Si tratta, però, di un’intuizione molto probabilmente errata. La società attuale, nella quale i rischi per le persone aumentano e le disuguaglianze crescono, ha bisogno di più diritto e di più giustizia.

Forse però i corsi universitari giuridici e i giuristi, per poter realmente incidere sul futuro, devono cambiar pelle. Soprattutto devono acquisire nuovi linguaggi utili al dialogo con altri saperi.

Se è vero che il codice informatico è diritto («code is law» nella fortunata «formula magica» di Lessig), se è altrettanto vero che le biotecnologie sono diritto, allora vuol dire che il diritto esiste ancora, solo che è scritto con un linguaggio diverso da persone – al momento ancora in carne e ossa – che non si sono formate nelle aule dei corsi universitari di giurisprudenza.

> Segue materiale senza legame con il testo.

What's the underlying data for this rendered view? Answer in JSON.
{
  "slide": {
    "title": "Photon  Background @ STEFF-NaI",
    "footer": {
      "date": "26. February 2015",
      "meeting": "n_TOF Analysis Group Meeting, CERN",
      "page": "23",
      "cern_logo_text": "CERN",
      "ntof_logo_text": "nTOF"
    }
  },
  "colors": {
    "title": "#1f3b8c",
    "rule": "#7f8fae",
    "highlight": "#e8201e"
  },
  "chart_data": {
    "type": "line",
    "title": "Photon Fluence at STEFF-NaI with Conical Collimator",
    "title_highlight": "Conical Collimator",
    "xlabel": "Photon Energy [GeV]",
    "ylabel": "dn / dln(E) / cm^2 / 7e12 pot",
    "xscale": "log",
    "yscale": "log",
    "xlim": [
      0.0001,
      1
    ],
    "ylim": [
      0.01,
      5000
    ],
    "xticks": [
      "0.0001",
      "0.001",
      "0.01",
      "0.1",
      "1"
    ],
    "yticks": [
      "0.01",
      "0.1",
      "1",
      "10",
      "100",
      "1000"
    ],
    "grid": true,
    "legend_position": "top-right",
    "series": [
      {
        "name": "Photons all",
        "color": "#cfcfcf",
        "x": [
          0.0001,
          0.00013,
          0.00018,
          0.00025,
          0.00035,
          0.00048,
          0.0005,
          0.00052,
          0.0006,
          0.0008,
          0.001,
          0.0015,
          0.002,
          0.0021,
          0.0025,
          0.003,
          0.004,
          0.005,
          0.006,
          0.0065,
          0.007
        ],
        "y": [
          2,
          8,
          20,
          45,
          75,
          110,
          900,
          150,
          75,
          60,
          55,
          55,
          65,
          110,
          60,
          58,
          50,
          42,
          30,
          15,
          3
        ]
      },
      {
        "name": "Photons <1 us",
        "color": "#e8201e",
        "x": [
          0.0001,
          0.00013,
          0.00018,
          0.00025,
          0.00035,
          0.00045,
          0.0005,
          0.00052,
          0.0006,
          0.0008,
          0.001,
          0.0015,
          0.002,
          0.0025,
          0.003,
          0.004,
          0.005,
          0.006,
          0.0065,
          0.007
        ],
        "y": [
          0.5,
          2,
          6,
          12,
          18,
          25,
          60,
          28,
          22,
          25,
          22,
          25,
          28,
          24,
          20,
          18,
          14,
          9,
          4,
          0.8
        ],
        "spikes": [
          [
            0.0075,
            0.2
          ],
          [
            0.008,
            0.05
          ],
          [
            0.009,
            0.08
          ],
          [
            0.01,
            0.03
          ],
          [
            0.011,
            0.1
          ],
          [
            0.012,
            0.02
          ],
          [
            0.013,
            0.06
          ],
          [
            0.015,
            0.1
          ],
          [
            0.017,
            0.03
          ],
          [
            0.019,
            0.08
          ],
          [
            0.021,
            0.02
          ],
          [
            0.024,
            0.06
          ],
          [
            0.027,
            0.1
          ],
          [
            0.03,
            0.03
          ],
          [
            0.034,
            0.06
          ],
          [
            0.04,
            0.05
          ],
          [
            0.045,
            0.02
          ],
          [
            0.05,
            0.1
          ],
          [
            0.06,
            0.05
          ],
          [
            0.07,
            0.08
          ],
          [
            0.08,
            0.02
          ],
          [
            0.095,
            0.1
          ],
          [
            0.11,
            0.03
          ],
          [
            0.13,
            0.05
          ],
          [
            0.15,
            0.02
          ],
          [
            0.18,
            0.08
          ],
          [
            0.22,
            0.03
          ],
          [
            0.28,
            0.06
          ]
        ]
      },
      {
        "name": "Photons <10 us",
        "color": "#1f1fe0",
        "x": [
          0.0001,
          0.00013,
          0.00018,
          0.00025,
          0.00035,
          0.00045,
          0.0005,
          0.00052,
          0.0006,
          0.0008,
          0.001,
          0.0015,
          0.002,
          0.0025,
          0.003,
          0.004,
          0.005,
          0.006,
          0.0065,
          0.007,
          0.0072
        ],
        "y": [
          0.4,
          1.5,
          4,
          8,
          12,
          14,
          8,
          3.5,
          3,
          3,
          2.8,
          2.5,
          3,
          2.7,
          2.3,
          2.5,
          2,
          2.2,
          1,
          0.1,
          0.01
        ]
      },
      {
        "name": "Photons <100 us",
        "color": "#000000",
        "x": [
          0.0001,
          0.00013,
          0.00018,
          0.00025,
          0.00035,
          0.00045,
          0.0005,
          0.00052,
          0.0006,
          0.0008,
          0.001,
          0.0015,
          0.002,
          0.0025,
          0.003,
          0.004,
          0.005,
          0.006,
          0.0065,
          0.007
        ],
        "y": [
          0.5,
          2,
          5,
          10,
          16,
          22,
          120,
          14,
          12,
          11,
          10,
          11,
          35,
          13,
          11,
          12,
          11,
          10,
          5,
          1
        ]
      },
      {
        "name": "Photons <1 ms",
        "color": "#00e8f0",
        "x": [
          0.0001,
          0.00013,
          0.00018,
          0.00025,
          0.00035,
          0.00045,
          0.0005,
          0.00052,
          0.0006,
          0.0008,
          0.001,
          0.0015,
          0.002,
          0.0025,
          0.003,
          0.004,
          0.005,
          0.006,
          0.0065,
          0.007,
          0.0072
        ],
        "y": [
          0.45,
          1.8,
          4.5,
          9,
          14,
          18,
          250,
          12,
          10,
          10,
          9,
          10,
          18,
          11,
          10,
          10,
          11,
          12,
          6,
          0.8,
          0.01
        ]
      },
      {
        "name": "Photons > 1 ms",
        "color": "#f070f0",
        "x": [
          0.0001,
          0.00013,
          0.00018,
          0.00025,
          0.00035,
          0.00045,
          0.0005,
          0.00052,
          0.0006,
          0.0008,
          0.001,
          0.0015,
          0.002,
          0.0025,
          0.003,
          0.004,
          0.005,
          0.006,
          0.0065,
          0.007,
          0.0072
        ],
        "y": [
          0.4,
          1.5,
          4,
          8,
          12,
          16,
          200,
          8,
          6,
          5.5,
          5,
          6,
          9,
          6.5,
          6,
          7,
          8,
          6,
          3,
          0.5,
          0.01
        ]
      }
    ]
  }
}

Non è un caso che una delle indicazioni politiche emerse negli ultimi venti anni sia quella di incorporare principi e regole nella progettazione delle tecnologie [v. –> Capitolo 20].

Formare le nuove generazioni di giuristi non sarà un’impresa semplice, ma vale sicuramente la pena di perseguirla se pensiamo che il primato della persona (e della democrazia) abbia ancora un senso.